AT&T’s transformation of its tower relationships really started in 2016, when its former SVP of network architecture, Tom Keathley (now retired), said the operator was frustrated with the towerco model, adding: “There is a fair amount of frustration certainly with AT&T certainly with those business practices. I would even say it may not be sustainable going into the future. In fact, we’re looking at that pretty heavily.”
The carrier set up a taskforce to examine alternatives, followed by a new program “to evaluate terms and conditions of all leases coming up for renewal, explore advanced renegotiation options and consider possible alternative site locations. Our first choice is to create a new agreement that serves all parties well.” At the time, AT&T said it was particularly pushing for “fair” early termination rights, the ability to modify or upgrade tower equipment at no extra cost, reduced or eliminated price increases, and “rents reduced to competitive rates”, according to an internal letter. A ‘no’ or non-response would trigger AT&T’s review of alternate locations.

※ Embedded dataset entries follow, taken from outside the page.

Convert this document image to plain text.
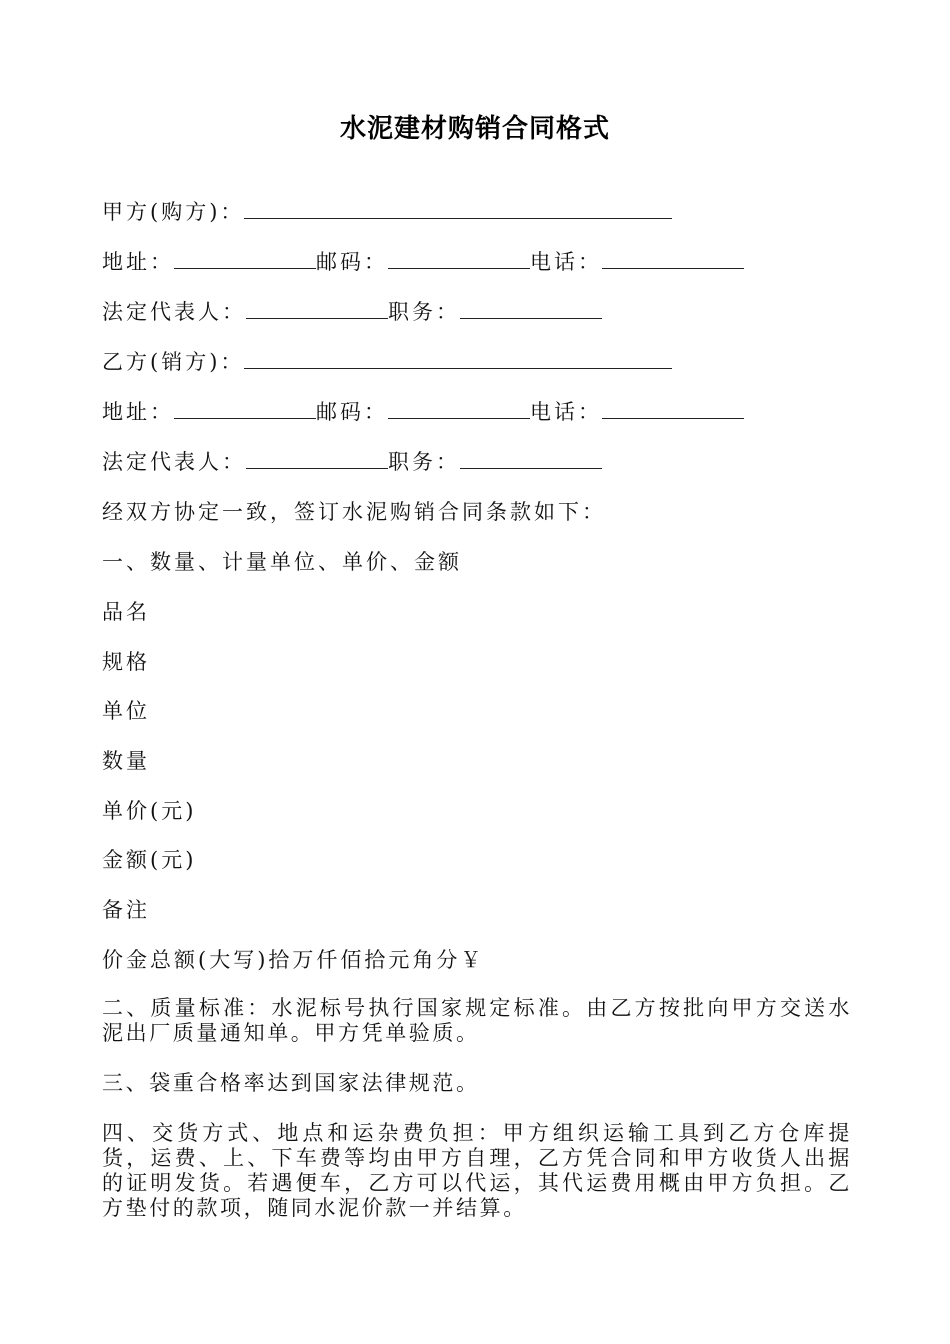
水泥建材购销合同格式
甲方(购方)：
地址：	邮码：	电话：
法定代表人：	职务：
乙方(销方)：
地址：	邮码：	电话：
法定代表人：	职务：
经双方协定一致，签订水泥购销合同条款如下：
一、数量、计量单位、单价、金额
品名
规格
单位
数量
单价(元)
金额(元)
备注
价金总额(大写)拾万仟佰拾元角分￥
二、质量标准：水泥标号执行国家规定标准。由乙方按批向甲方交送水泥出厂质量通知单。甲方凭单验质。
三、袋重合格率达到国家法律规范。
四、交货方式、地点和运杂费负担：甲方组织运输工具到乙方仓库提货，运费、上、下车费等均由甲方自理，乙方凭合同和甲方收货人出据的证明发货。若遇便车，乙方可以代运，其代运费用概由甲方负担。乙方垫付的款项，随同水泥价款一并结算。
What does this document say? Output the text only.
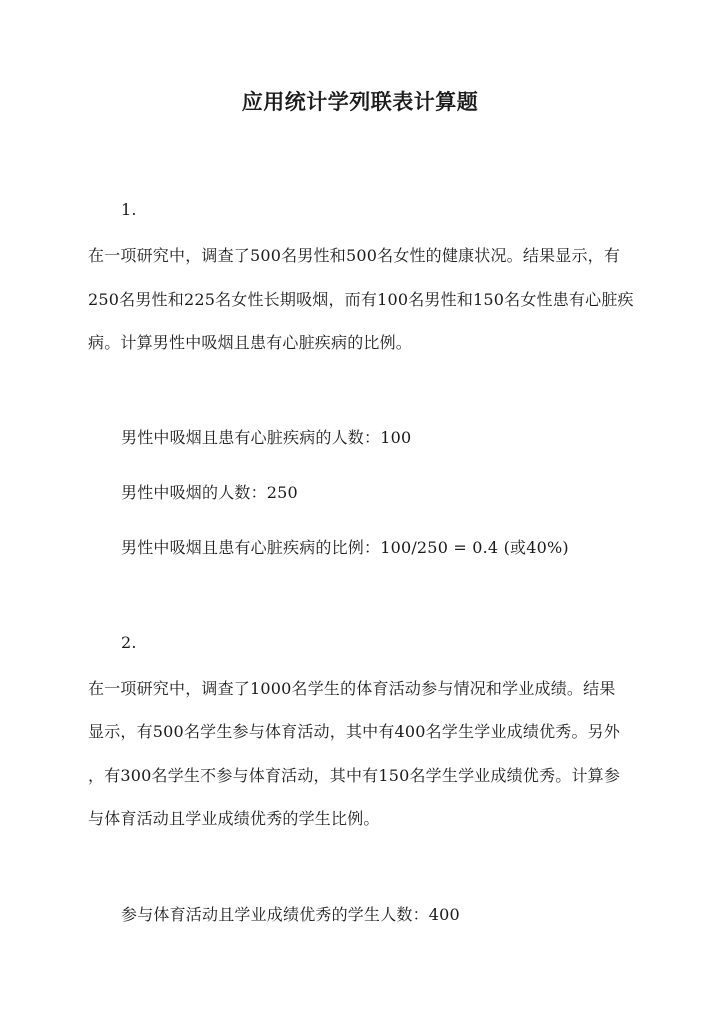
应用统计学列联表计算题
1.
在一项研究中，调查了500名男性和500名女性的健康状况。结果显示，有
250名男性和225名女性长期吸烟，而有100名男性和150名女性患有心脏疾
病。计算男性中吸烟且患有心脏疾病的比例。
男性中吸烟且患有心脏疾病的人数：100
男性中吸烟的人数：250
男性中吸烟且患有心脏疾病的比例：100/250 = 0.4 (或40%)
2.
在一项研究中，调查了1000名学生的体育活动参与情况和学业成绩。结果
显示，有500名学生参与体育活动，其中有400名学生学业成绩优秀。另外
，有300名学生不参与体育活动，其中有150名学生学业成绩优秀。计算参
与体育活动且学业成绩优秀的学生比例。
参与体育活动且学业成绩优秀的学生人数：400
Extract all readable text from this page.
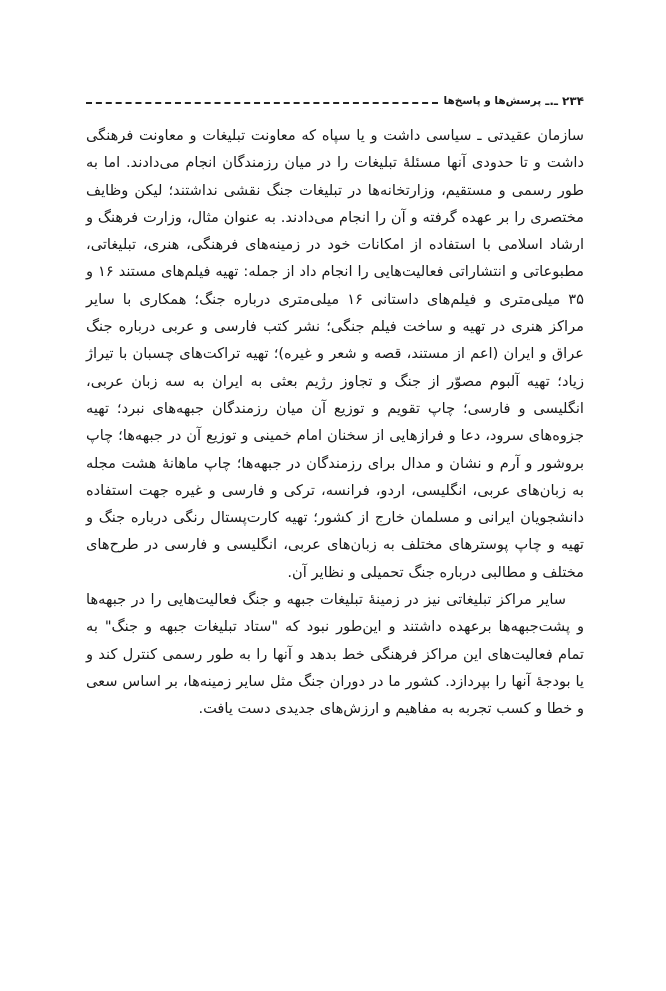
۲۳۴
ـ.ـ
پرسش‌ها و پاسخ‌ها

سازمان عقیدتی ـ سیاسی داشت و یا سپاه که معاونت تبلیغات و معاونت فرهنگی داشت و تا حدودی آنها مسئلهٔ تبلیغات را در میان رزمندگان انجام می‌دادند. اما به طور رسمی و مستقیم، وزارتخانه‌ها در تبلیغات جنگ نقشی نداشتند؛ لیکن وظایف مختصری را بر عهده گرفته و آن را انجام می‌دادند. به عنوان مثال، وزارت فرهنگ و ارشاد اسلامی با استفاده از امکانات خود در زمینه‌های فرهنگی، هنری، تبلیغاتی، مطبوعاتی و انتشاراتی فعالیت‌هایی را انجام داد از جمله: تهیه فیلم‌های مستند ۱۶ و ۳۵ میلی‌متری و فیلم‌های داستانی ۱۶ میلی‌متری درباره جنگ؛ همکاری با سایر مراکز هنری در تهیه و ساخت فیلم جنگی؛ نشر کتب فارسی و عربی درباره جنگ عراق و ایران (اعم از مستند، قصه و شعر و غیره)؛ تهیه تراکت‌های چسبان با تیراژ زیاد؛ تهیه آلبوم مصوّر از جنگ و تجاوز رژیم بعثی به ایران به سه زبان عربی، انگلیسی و فارسی؛ چاپ تقویم و توزیع آن میان رزمندگان جبهه‌های نبرد؛ تهیه جزوه‌های سرود، دعا و فرازهایی از سخنان امام خمینی و توزیع آن در جبهه‌ها؛ چاپ بروشور و آرم و نشان و مدال برای رزمندگان در جبهه‌ها؛ چاپ ماهانهٔ هشت مجله به زبان‌های عربی، انگلیسی، اردو، فرانسه، ترکی و فارسی و غیره جهت استفاده دانشجویان ایرانی و مسلمان خارج از کشور؛ تهیه کارت‌پستال رنگی درباره جنگ و تهیه و چاپ پوسترهای مختلف به زبان‌های عربی، انگلیسی و فارسی در طرح‌های مختلف و مطالبی درباره جنگ تحمیلی و نظایر آن.

سایر مراکز تبلیغاتی نیز در زمینهٔ تبلیغات جبهه و جنگ فعالیت‌هایی را در جبهه‌ها و پشت‌جبهه‌ها برعهده داشتند و این‌طور نبود که "ستاد تبلیغات جبهه و جنگ" به تمام فعالیت‌های این مراکز فرهنگی خط بدهد و آنها را به طور رسمی کنترل کند و یا بودجهٔ آنها را بپردازد. کشور ما در دوران جنگ مثل سایر زمینه‌ها، بر اساس سعی و خطا و کسب تجربه به مفاهیم و ارزش‌های جدیدی دست یافت.
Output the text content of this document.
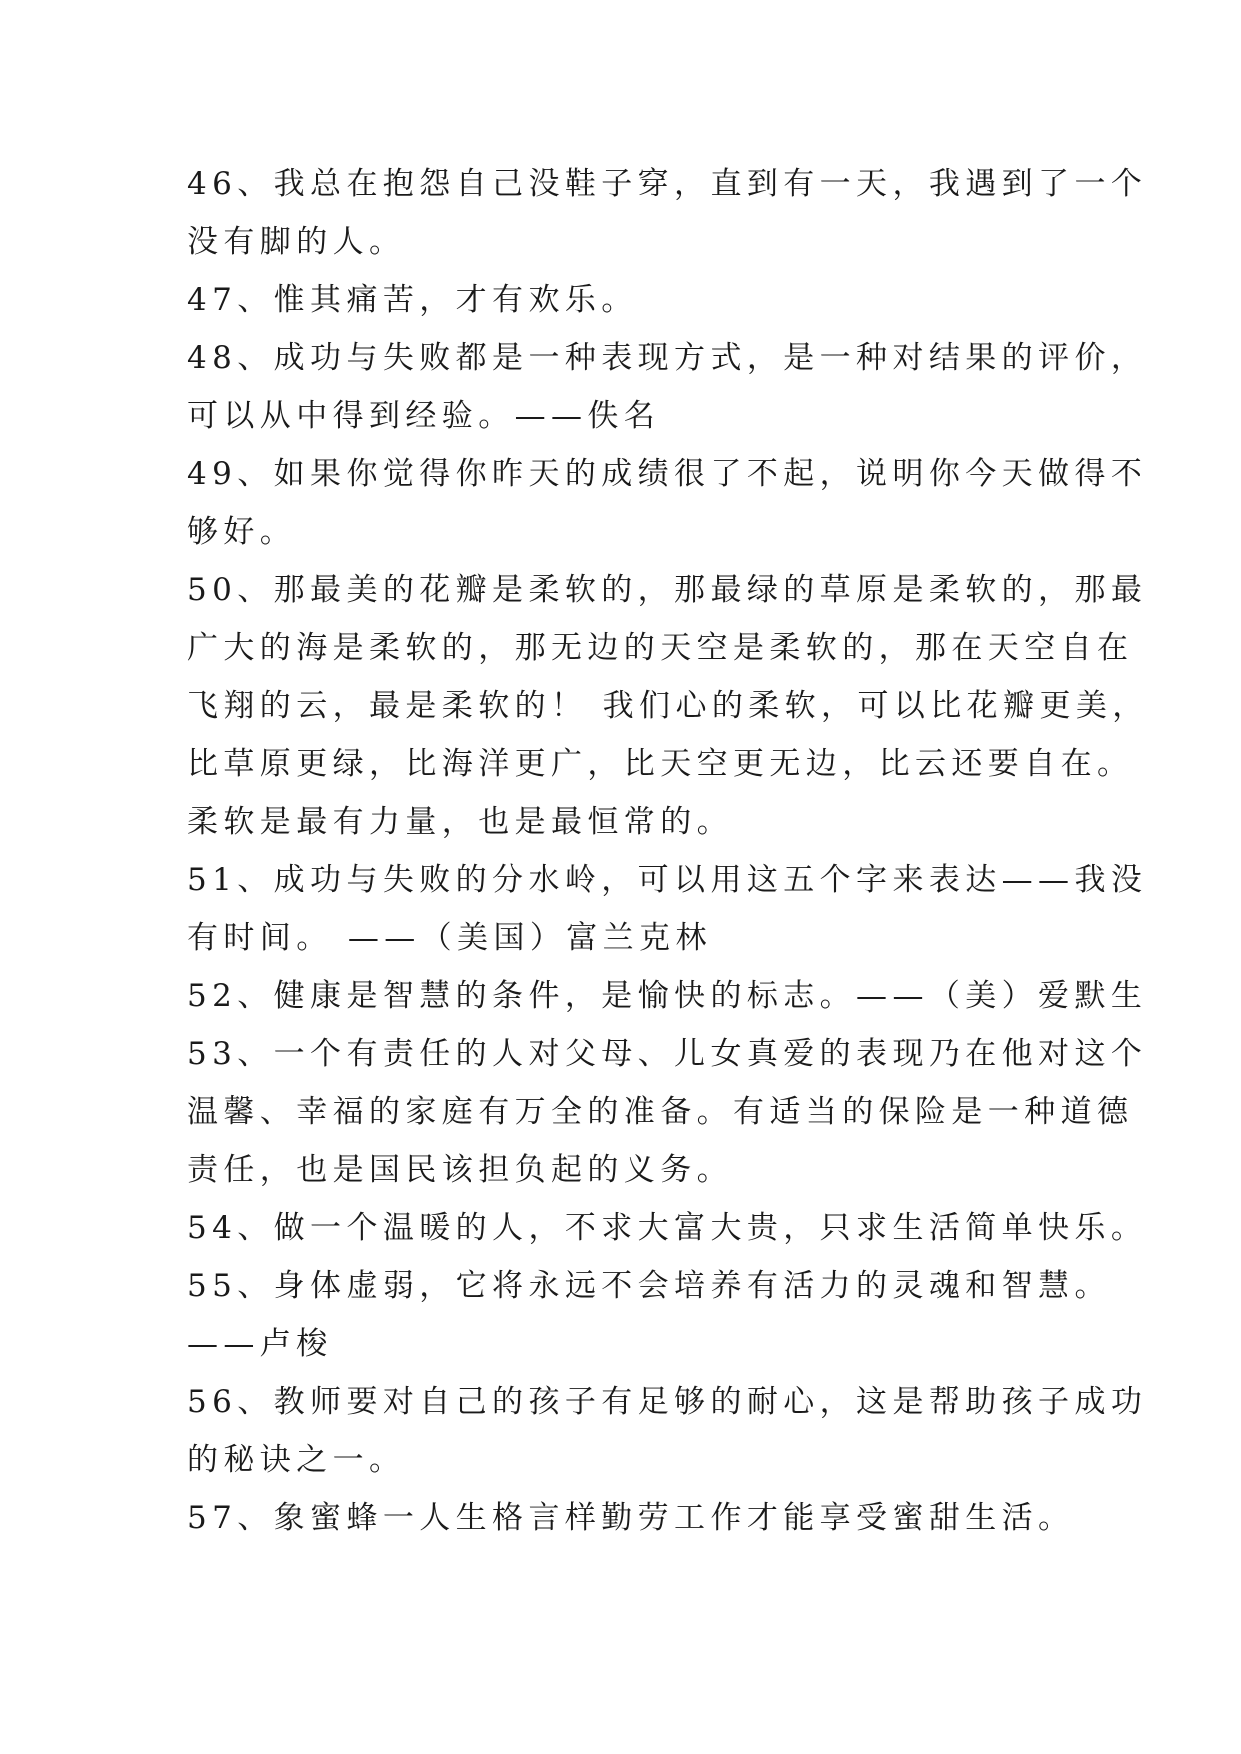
46、我总在抱怨自己没鞋子穿，直到有一天，我遇到了一个
没有脚的人。

47、惟其痛苦，才有欢乐。

48、成功与失败都是一种表现方式，是一种对结果的评价，
可以从中得到经验。——佚名

49、如果你觉得你昨天的成绩很了不起，说明你今天做得不
够好。

50、那最美的花瓣是柔软的，那最绿的草原是柔软的，那最
广大的海是柔软的，那无边的天空是柔软的，那在天空自在
飞翔的云，最是柔软的！ 我们心的柔软，可以比花瓣更美，
比草原更绿，比海洋更广，比天空更无边，比云还要自在。
柔软是最有力量，也是最恒常的。

51、成功与失败的分水岭，可以用这五个字来表达——我没
有时间。 ——（美国）富兰克林

52、健康是智慧的条件，是愉快的标志。——（美）爱默生

53、一个有责任的人对父母、儿女真爱的表现乃在他对这个
温馨、幸福的家庭有万全的准备。有适当的保险是一种道德
责任，也是国民该担负起的义务。

54、做一个温暖的人，不求大富大贵，只求生活简单快乐。

55、身体虚弱，它将永远不会培养有活力的灵魂和智慧。
——卢梭

56、教师要对自己的孩子有足够的耐心，这是帮助孩子成功
的秘诀之一。

57、象蜜蜂一人生格言样勤劳工作才能享受蜜甜生活。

At the time, Morgan Stanley researchers wrote in a client note: “We understand the carriers’ frustration with rising tower leasing costs, but we think their negotiating position is weak. Like premium content providers or other types of real estate, the tower companies should maintain pricing power.” The analysts estimate that the towercos can cope with some new competition since they are not in a crowded market now. “On a national basis in a 0.5-mile radius, ~65% of towers have no competitor and just ~15% have more than one competitor,” the firm wrote. “Within a 1-mile radius, ~45% of sites nationally have no competitor and just ~35% have more than one competitor.”
Of course, that is why the telcos need to introduce new players into the mix, to boost price competition as well as support new site types. But the markets remain bullish about the US towercos, confident that there will be plenty of business to go around given densification and 5G.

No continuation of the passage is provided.